Still, Zooniversity's relationship with their social network fan base continues to build 18 months after their first online release. The success of social networking musicians is also fed by another hard, cold fact: Recorded music as a consumer good is dead. CD sales have fallen 20% per year over the past four years, but even more telling, sales of digital tracks are flat (they rose 1% in 2010, according to Billboard magazine).
For young, local musicians, "getting signed" to a label isn't just unrealistic. It's never been part of their landscape. Zooniversity is sublimely okay with that. They've got dreams and a batch of electronic toys to make them come true. And the old ways, really, don't matter.
Friday at Fiji
The Phi Gamma Delta (or Fiji) fraternity sits at the east end of Langdon Street, near the intersection where Wisconsin Avenue loops south to the State Capitol.
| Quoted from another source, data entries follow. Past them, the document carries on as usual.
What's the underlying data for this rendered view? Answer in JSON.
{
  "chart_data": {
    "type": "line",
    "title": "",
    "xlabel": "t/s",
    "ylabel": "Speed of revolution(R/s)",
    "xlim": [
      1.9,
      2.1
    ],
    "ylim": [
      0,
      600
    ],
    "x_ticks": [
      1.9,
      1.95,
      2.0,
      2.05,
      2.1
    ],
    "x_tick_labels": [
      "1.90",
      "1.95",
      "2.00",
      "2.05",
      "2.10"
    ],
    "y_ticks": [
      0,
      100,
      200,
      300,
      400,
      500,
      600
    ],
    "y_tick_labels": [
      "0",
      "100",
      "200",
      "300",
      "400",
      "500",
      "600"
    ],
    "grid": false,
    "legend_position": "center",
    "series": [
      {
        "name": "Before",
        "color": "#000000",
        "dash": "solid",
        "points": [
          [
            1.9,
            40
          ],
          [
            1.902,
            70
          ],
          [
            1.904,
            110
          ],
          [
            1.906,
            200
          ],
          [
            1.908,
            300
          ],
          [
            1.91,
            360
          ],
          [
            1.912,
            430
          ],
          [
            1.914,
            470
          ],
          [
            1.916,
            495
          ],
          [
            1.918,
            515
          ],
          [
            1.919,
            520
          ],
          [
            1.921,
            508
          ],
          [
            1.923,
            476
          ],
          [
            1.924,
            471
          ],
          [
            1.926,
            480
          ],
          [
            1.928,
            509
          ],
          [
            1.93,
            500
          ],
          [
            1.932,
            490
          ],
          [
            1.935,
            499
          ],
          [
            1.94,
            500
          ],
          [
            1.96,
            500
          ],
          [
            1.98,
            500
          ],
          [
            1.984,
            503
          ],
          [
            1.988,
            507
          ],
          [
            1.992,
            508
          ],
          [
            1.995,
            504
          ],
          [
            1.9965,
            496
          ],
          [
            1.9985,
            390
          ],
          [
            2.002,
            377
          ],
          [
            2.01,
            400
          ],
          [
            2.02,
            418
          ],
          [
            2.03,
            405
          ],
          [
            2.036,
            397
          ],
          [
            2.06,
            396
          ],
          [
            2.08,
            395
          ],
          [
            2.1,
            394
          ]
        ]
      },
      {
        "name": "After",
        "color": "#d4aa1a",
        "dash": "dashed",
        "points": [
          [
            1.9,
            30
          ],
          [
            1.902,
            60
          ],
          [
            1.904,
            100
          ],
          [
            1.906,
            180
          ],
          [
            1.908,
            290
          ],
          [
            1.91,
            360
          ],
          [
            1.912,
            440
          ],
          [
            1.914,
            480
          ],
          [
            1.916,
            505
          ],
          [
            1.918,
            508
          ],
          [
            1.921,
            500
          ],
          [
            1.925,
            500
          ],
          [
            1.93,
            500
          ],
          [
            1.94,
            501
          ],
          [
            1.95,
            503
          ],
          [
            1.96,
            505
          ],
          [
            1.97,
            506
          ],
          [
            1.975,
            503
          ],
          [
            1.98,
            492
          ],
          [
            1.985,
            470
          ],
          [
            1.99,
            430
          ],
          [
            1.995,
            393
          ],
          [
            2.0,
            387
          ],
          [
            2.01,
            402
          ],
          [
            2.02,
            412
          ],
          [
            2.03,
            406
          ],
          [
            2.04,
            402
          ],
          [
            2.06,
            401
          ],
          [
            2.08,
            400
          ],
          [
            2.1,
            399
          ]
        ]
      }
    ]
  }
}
Late on a Friday afternoon in February, a student is ending his walk back from campus to the Fiji house, oblivious to street noise thanks to a personal soundtrack streaming directly from his iPod into his ears.
The layout of the Fiji house is dominated by small bedrooms constructed to give private spaces to each of the 30 men who live here. But there's a historic grand ballroom that overlooks Lake Mendota. It's a party room and a space where Kwalae says Zooniversity will host their upcoming CD release.
Upstairs, one small room is furnished with a table and chair, a microphone, speakers, a MIDI controller and an Apple computer loaded with Logic Pro software. On the wall is a composite of cheesy 1980s sorority-house photos. Also on the wall is a symbol of the tricky legal lines social networking musicians sometime walk: a letter citing Zooniversity's unauthorized use of student athlete images for business purposes. Kwalae says he later resolved the issue with university administrators.
Seated at the monitor, Kwalae brings up a clip of Phantom Planet's "California," the theme song of TV's The O.C. He uses a mouse to speed up the tempo of the piano melody that opens the song. Then he adds a thundering hip-hop beat. He's turning it into music that sounds like a different song, a song all his own.
Before I leave the house, Kwalae tells me about his plans for Zooniversity's new CD. They're selling all their copies to a local business that will give the discs away with qualifying purchases of their products. "We do a lot of work with local businesses," says Kwalae. "That's what I think local artists need to jump on."
Outside Fiji house, the February sky is gray and dreary. But as I think about Kwalae's plans, I feel the foggy future of pop music sliding into the control of social networking musicians. That doesn't seem so bleak.
Social network filmmakers, too
Social network musicians rely on images to give their songs an online presence. That means a lot of young musicians are working with young filmmakers to attract new audiences.
For "Teach Me How to Bucky," Quincy Kwalae and Clifton Beefy of Zooniversity collaborated with Logan Cascia, fellow UW student and director of Cascia Films. "I do believe that the video component played a critical role in the positive reception for 'Bucky,'" says Cascia, 20, a junior majoring in film and business. "A key element was the iconic cameos of Chancellor Martin, UW band director Mike Leckrone, Bucky Badger and the man in the orange jumpsuit known on campus as 'Piccolo Pete.'"
Cameras may be lodged into thousands of campus cell phones and laptops, but film quality still distinguishes electrifying music productions from shabby ones. "The video is saturated with color and a lot of high contrast," says Cascia of his clip. "A lot of whites are blown out and the blacks are crushed, kind of giving the whole film a dreamlike look."
Cascia says he's flattered to have helped start a college song competition online. "I think other schools naturally just want to compete," he says. "Thanks to camera technology and YouTube these days, anyone can go out, shoot a video, upload it, and create a virtual rivalry across the country."